TBMM Lideri Şentop, Meclis’te, soru önergeleriyle ilgili ve bu bağlamda kontrol yetkisinin kullanılmasıyla ilgili bir gerilemenin olduğu savına da açıklık getirerek, şunları vurguladı:
“Tam bilakis bu periyot soru önergelerinin, gerek direkt ve toplamda karşılıklandırılması oranıyla gerekse mühleti içerisinde karşılıklandırılması oranı, evvelki periyotlarla, yani parlamenter sistemdeki oranlarla mukayese edildiğinde daha da artmıştır. Şayet bu dataya bakarak Meclis’in kontrol yetkisi bu sistemde azalıyor diyenler varsa, datalar onu göstermiyor. Tam bilakis bu sistemde bunun arttığını gösteriyor. Bu mevzuyu iki sistem ortasında mukayesede bir kriter olarak kullanan arkadaşlar varsa onlara net olarak söylemek isterim ki, Cumhurbaşkanlığı Hükümet Sistemi’nde soru önergelerine verilen karşılıklardaki oran artmıştır.

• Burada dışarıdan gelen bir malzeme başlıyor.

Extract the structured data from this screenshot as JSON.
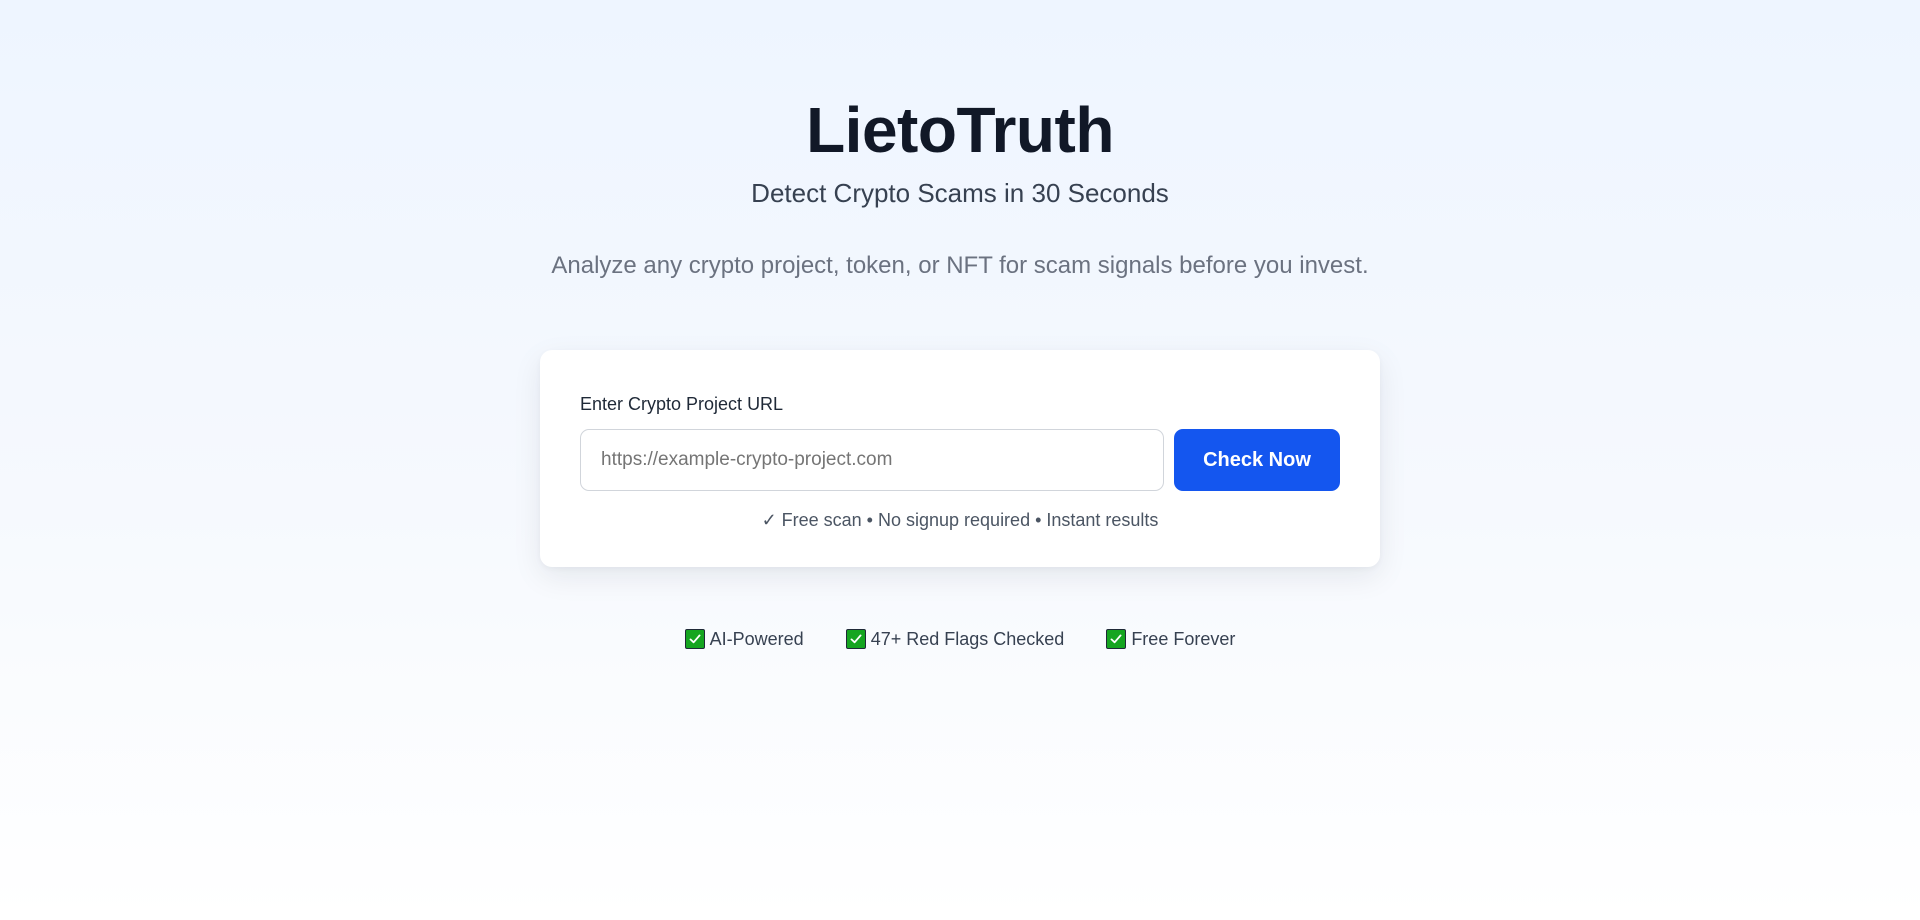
{
  "hero": {
    "title": "LietoTruth",
    "subtitle": "Detect Crypto Scams in 30 Seconds",
    "description": "Analyze any crypto project, token, or NFT for scam signals before you invest."
  },
  "form": {
    "label": "Enter Crypto Project URL",
    "input_placeholder": "https://example-crypto-project.com",
    "input_value": "",
    "button_label": "Check Now",
    "note": "✓ Free scan • No signup required • Instant results"
  },
  "features": [
    {
      "icon": "check-box-icon",
      "label": "AI-Powered"
    },
    {
      "icon": "check-box-icon",
      "label": "47+ Red Flags Checked"
    },
    {
      "icon": "check-box-icon",
      "label": "Free Forever"
    }
  ],
  "colors": {
    "accent": "#1456ef",
    "check_green": "#15a520",
    "title": "#111827"
  }
}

Bu, Meclis’in kontrol gücünün arttığı manasına geliyor.”
İÇTÜZÜĞÜN SİSTEME UYARLANMASI LAZIM
Yeni devirde Meclis İçtüzüğünün değiştirilmesi ve yeni siyasal sisteme uyarlanması konusuna ait görüşlerini de paylaşan Meclis Lideri Şentop, “Yeni sistemde Meclis’te İçtüzük’ün değişmesi ve yeni sisteme uyarlanması lazım. Doğal bunu söylediğimizde, bu değişikliğin İçtüzük’ün baştan sona farklı bir formda yazılması manasına gelmiyor.” dedi.
TBMM Lideri Şentop kelamlarını şöyle tamamladı:
“Bizim ihtisas kurulları denilen kurullarımız fakat Meclis Başkanlığı tarafından kendilerine bir kanun teklifi metni havale edildikten sonra çalışmaya başlarlar ve bu çalışma, önlerinde bulunan teklif üzerinde sürdürülen bir çalışmadır. Bu sebeple komitelerin önlerine gelen teklifleri daha derinlemesine kıymetlendirecek, daha evvel yürütmenin yapmış olduğu biçimiyle ilgili kesitlerin görüşlerini almak üzere, tesir tahlili yapmak üzere, bahsin başka kanunlarla alakasını kıymetlendirmek üzere, yapılacak düzenleme sonuçlarının ne olacağına dair değerlendirmeler yapmak üzere birçok konunun, tabiri caizse bir mutfak çalışmasının kurulda gerçekleştirilmesi lazım. Bunun için Meclis’teki kurulların çalışma formüllerinden, çalışma mühletlerine tekrar çalışma kapasitelerine kadar birçok mevzunun İçtüzük’te kıymetlendirilmesi ve yasama mutfağının komitelerde olacak biçimde bir düzenlemenin yapılması gerekir. Bu hem komiteleri etkin kılacak hem milletvekillerimizin çalışma imkanlarını arttıracaktır. Bunun üzere öteki kimi konularda da yapılacak değişikliklerle yeni sisteme uygun bir İçtüzük’ün parlamentonun çalışma imkanlarını ve performansını arttıracağını düşünüyorum. Daha evvel parlamenter sisteme nazaran hazırlanmış hatta iki meclisli parlamenter sisteme nazaran hazırlanmış bir İçtüzük var elimizde, 1973 tarihli. Bizim yeni sisteme nazaran bir İçtüzük hazırlamamız gerekir. Bu, Meclis’in çalışmalarını daha güçlü kılacak, tesir ve hız kazandıracaktır.”